In its description of the priests, the Torah discusses their unique status, one that differentiates them from ordinary people. In order to sanctify their particular role, limitations are placed on their appearance and on their participation in certain aspects of the Jewish life cycle such as marriage and burial. Only two chapters before this, the entire Jewish nation is also ennobled with the task of being holy, in this case without any limitations: ‘Be holy, for I, the Lord your God, am holy’ (Lev. 19:2). Here, the Jewish people are clearly instructed to be holy, and to emulate the holiness of God, which is by definition limitless.

It is therefore strange that just two chapters later the Torah presents the priests with a subtly different message: ‘They shall be holy to their God and they shall not desecrate the name of their God; for the fire offerings of God, the food of their God they offer, so they must remain holy’ (Lev. 21:6). This unique command to the priests alone contains the additional requirement of directing their holiness ‘to God’ and predicates the command on their Temple service. What is different about this command and the one that the entire nation received?

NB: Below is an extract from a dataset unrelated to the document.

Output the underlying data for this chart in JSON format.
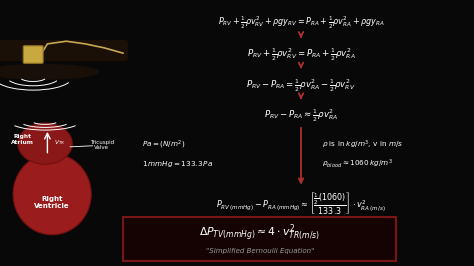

Every individual deserves to be treated with dignity. As it says in Tractate Avot, ‘Who is considered to be respectful? He who respects all the creations’ (Mishna, Tractate Avot 4:1). Beyond this elementary level of respect, however, individuals in certain roles are treated with additional levels of deference. One can be worthy of respect, for example, if born into a position of nobility or royalty, or one can earn esteem through noteworthy achievements.

While the Jewish people are inherently holy and are commanded to behave in a manner that reflects being created in the image of God, the priests hold an elevated status, which is suggested by the restrictions placed upon their behaviour. They play the unique role of the ambassadors of God to the Jewish people, and the ambassadors of the Jewish people to God. Therefore, they are not only afforded a higher level of respect and commanded to behave accordingly, but the manner in which they receive this command is distinct from the previous generic command of holiness communicated to the nation as a whole.

 

However, since this command and its details are designed to make the Jewish people view the priests as distinct and special, the Torah is wary that the priests will begin to think too highly of themselves. According to the Netziv, the stipulation ‘to God’ is added to remind the priests that their greatness derives from God and exists in a specific context, and therefore they should not let it make them arrogant (Ha’Emek Davar and Harchev Davar on Leviticus 21:6). Their greatness is a responsibility, not a privilege. It is a duty that comes with their position and should not cause them to think of themselves as better than the rest of the people, but rather should simply be expressed through their different role.

Many of us, at some point in our lives, find ourselves in some type of position of authority that legitimately commands extra respect, whether it is as a youth counsellor, a manager in the professional context, a parent or a communal leader. The manner in which the obligation of holiness is communicated to the priests is a constant reminder to us that when placed in a position of authority, one should utilise this role to better the situations of those around us, to support them and promote them, rather than to feed one’s own ego. We should constantly endeavour to balance the source and purpose of the respect that we receive, and to carry authority with humility.

As the ‘chosen people’ (Deut. 14:2), Jews are sometimes accused of thinking that they are superior to others. Like the priests, who need to be aware that their holiness is specifically directed towards God and the Temple service, we too must realise that we are a ‘nation of priest-teachers – a holy nation’ (Ibid.; Ex. 19:6). Charged by the source of holiness, God Himself, our task is to redeem the fractured world that we live in by being a ‘light unto the nations’ (Isaiah 49:6) through living and breathing moral righteousness without ever letting ourselves fall into the trap of self-righteousness.